Hopkins was the commanding officer of one of the three infantry regiments of the 1st Marine Division -- the division military historians contend was one of the finest fighting forces, if not the finest ever, in the long annals of warfare. Hopkins's battalion made its surprise attack in the middle of a snow storm on the Chinese 178th Regiment that held the hills over the Funchilin Pass. Although the Marines were outnumbered three to one, the Chinese regiment was nearly destroyed. That victory was crucial to the safe retreat of thousands of Marines and U.N. forces from the mountains near Chosin Reservoir.

If One Bugle, No Drums shows U.S. forces at their best, it also shows some of their leaders at their worst. The tactical brilliance of General Douglas MacArthur, the U.N. forces' commander, deserted him after his daring amphibious landing at Inchon. The North Korean army was destroyed, and South Korea's territory was restored, but MacArthur convinced himself and most of his subordinate Army commanders that there was no reason to believe that the Chinese would enter the war even if the U.N. forces drove all the way north to the Yalu River--despite growing evidence from displaced North Koreans that thousands of Chinese troops were hiding in the villages, forests, hills, and mines of that desolate country. At least 300,000 chinese troops were already in North Korea when the Marines and the Army landed.

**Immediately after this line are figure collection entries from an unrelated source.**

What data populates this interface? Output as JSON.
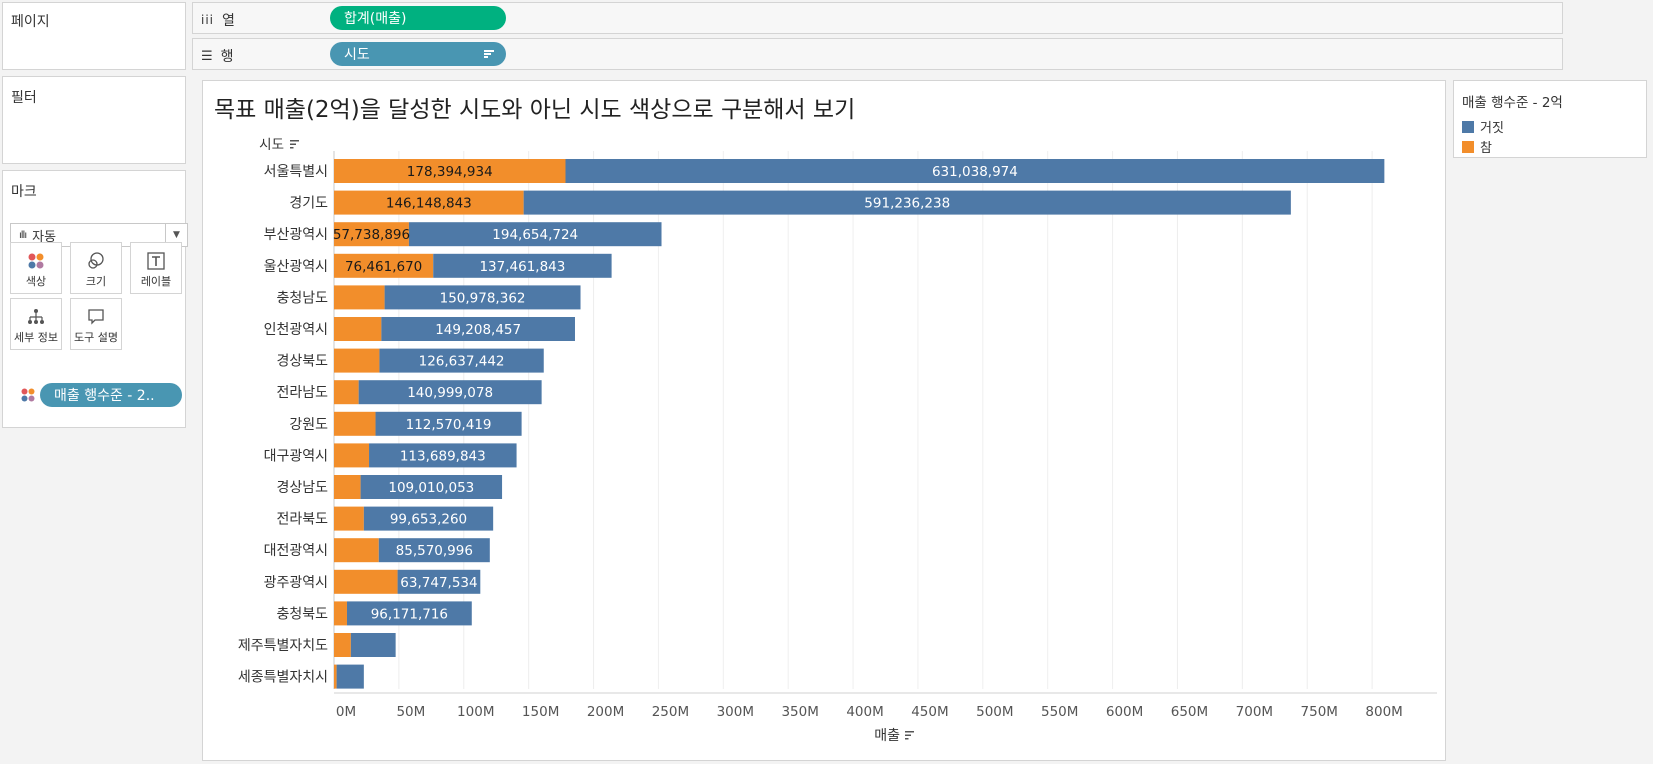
{
  "shelves": {
    "pages_label": "페이지",
    "columns_label": "열",
    "columns_pill": "합계(매출)",
    "rows_label": "행",
    "rows_pill": "시도"
  },
  "filters_label": "필터",
  "marks": {
    "title": "마크",
    "mark_type": "자동",
    "buttons": [
      {
        "label": "색상",
        "icon": "color-dots-icon"
      },
      {
        "label": "크기",
        "icon": "size-circles-icon"
      },
      {
        "label": "레이블",
        "icon": "text-label-icon"
      },
      {
        "label": "세부 정보",
        "icon": "detail-tree-icon"
      },
      {
        "label": "도구 설명",
        "icon": "tooltip-bubble-icon"
      }
    ],
    "color_pill": "매출 행수준 - 2.."
  },
  "legend": {
    "title": "매출 행수준 - 2억",
    "items": [
      {
        "label": "거짓",
        "color": "#4e79a7"
      },
      {
        "label": "참",
        "color": "#f28e2b"
      }
    ]
  },
  "viz_title": "목표 매출(2억)을 달성한 시도와 아닌 시도 색상으로 구분해서 보기",
  "chart_data": {
    "type": "bar",
    "orientation": "horizontal",
    "stacked": true,
    "row_header": "시도",
    "xlabel": "매출",
    "xlim": [
      0,
      850000000
    ],
    "x_ticks": [
      "0M",
      "50M",
      "100M",
      "150M",
      "200M",
      "250M",
      "300M",
      "350M",
      "400M",
      "450M",
      "500M",
      "550M",
      "600M",
      "650M",
      "700M",
      "750M",
      "800M"
    ],
    "gridlines": true,
    "categories": [
      "서울특별시",
      "경기도",
      "부산광역시",
      "울산광역시",
      "충청남도",
      "인천광역시",
      "경상북도",
      "전라남도",
      "강원도",
      "대구광역시",
      "경상남도",
      "전라북도",
      "대전광역시",
      "광주광역시",
      "충청북도",
      "제주특별자치도",
      "세종특별자치시"
    ],
    "series": [
      {
        "name": "참",
        "color": "#f28e2b",
        "values": [
          178394934,
          146148843,
          57738896,
          76461670,
          39000000,
          36500000,
          35000000,
          19000000,
          32000000,
          27000000,
          20500000,
          23000000,
          34500000,
          49000000,
          10000000,
          13000000,
          2000000
        ],
        "labels": [
          "178,394,934",
          "146,148,843",
          "57,738,896",
          "76,461,670",
          "",
          "",
          "",
          "",
          "",
          "",
          "",
          "",
          "",
          "",
          "",
          "",
          ""
        ]
      },
      {
        "name": "거짓",
        "color": "#4e79a7",
        "values": [
          631038974,
          591236238,
          194654724,
          137461843,
          150978362,
          149208457,
          126637442,
          140999078,
          112570419,
          113689843,
          109010053,
          99653260,
          85570996,
          63747534,
          96171716,
          34500000,
          21000000
        ],
        "labels": [
          "631,038,974",
          "591,236,238",
          "194,654,724",
          "137,461,843",
          "150,978,362",
          "149,208,457",
          "126,637,442",
          "140,999,078",
          "112,570,419",
          "113,689,843",
          "109,010,053",
          "99,653,260",
          "85,570,996",
          "63,747,534",
          "96,171,716",
          "",
          ""
        ]
      }
    ]
  }
}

The Army commanders accepted MacArthur's assurances and neglected to put out adequate patrols and other security, which cost them tragically. Major General Oliver P. Smith, the commander of the Marine division, took his local intelligence seriously, which was one reason his division survived intact.

Although the Marines and Army were to attack from different directions through the mountains, their commanders couldn't communicate directly with each other, but had to go through headquarters in Tokyo -- one of the main reasons we were defeated in North Korea. (And a lesson that was forgotten in the Grenada operation.)

Hopkins offers another major reason. Although he credits tactical air support of the ground forces as the most effective backup they had, he blames the indiscriminate bombing of 'strategic' targets, many of which had no military value whatsoever, for turning the North Korean civilians against the U.N. forces. As a result, the North Koreans began to help the Chinese with their supply routes -- even though the Chinese, who were ill equipped for the brutal winter and therefore desperate for food and shelter, had forced many Koreans out of their homes and villages. The rate of Chinese artillery fire increased substantially. Until then, says Hopkins, the Koreans have been willing sources of intelligence for the Americans. It was a lesson that should have been heeded 15 years later in Vietnam.